34. The steps involved in meeting the needs of disabled persons that are different from the needs of persons who are not disabled include, in particular, steps to take account of disabled persons' disabilities.
35. Having due regard to the need to foster good relations between persons who share a relevant protected characteristic and persons who do not share it involves having due regard, in particular, to the need to:
a) tackle prejudice, and
b) promote understanding.
36. Compliance with the duties in this section may involve treating some persons more favourably than others but this is not to be taken as permitting conduct that would otherwise be prohibited by or under this Act. The relevant protected characteristics are - age; disability; gender reassignment; pregnancy and maternity; rate; religion or belief; sex, sexual orientation.
37. Any changes to social care services should demonstrate compliance with the Act and Equalities Impact Assessments will be undertaken where appropriate.
38. The agreement of a standard fee is intended to ensure that service users can gain access to homes in the independent sector providing good quality care at a reasonable cost.
39. The propose feel levels will contribute to the corporate priority of "working with partners to meet the diverse needs of our residents in ways that will safeguard and support those who are most vulnerable and in greatest need; help people to keep fit and healthy; and increase social cohesion and equality of opportunity for all."
Policy Framework and Budget
40. This is matter for executive decision
Consultation (including Ward Member Consultation)
41. Care home owners and managers have been engaged during the review of the methodology used to determine a fair price for residential care, collectively via the Vale of Glamorgan Care Homes Association and also individually via written communications. .

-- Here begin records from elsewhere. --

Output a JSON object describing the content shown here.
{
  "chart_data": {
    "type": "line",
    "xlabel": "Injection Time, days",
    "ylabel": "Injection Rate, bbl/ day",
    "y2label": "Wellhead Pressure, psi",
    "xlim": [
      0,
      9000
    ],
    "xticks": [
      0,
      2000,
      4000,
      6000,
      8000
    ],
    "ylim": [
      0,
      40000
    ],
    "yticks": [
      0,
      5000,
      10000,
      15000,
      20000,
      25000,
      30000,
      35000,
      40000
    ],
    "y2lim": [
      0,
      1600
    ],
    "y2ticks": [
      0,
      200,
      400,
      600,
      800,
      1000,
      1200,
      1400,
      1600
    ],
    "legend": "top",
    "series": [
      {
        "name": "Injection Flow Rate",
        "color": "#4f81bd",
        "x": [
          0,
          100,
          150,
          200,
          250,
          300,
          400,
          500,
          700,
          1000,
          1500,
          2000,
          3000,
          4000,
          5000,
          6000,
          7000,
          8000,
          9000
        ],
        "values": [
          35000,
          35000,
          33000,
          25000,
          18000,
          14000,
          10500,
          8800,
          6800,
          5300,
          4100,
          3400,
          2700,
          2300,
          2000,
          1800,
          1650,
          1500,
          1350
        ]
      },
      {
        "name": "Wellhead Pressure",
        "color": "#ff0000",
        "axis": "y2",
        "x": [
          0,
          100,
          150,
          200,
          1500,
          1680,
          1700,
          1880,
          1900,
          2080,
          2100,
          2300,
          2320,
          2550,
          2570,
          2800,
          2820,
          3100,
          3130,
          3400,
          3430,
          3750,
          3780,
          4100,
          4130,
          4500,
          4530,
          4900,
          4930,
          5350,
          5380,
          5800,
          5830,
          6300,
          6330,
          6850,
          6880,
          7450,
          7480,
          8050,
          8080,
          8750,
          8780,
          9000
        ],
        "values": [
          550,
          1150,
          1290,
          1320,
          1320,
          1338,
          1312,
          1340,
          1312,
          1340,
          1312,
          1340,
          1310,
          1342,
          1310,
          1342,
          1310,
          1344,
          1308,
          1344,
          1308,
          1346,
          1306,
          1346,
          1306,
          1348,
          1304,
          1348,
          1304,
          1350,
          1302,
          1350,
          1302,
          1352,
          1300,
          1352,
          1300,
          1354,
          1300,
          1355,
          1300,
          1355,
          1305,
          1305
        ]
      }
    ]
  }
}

42. Three meetings have taken place with the independent care home sector regarding the fees for 2011/2012. The meetings have resulted in changes to the proposed fee level. Written responses were produced after the meetings and shared with the sector and are appended as Annex F and Annex G to this report.
43. There are no implications for individual Wards as a direct result of this report.
Relevant Scrutiny Committee
44. Social Care and Health
Cabinet meeting report and minutes of 15th October 2008 - A Fair Price for Residential Care 2007/2008
Cabinet meeting report and minutes of 19 January 2011 - the Statutory Guidance on Commissioning (Fulfilled Lives, Supporting Communities)
Cabinet Meeting report and minutes of 13th April, 2011 - Social Services Change Plan 2011-2014
Cabinet meeting report and minutes of 16 November 2011 - Social Services Commissioning Framework 2011 and the Social Services Commissioning Strategy for Older People's Services 2011 to 2018.
Cabinet meeting report and minutes of 16 November 2011 - Pressure on the Social Services Revenue Budget 2011/2012 and Budget Recovery Actions Plans.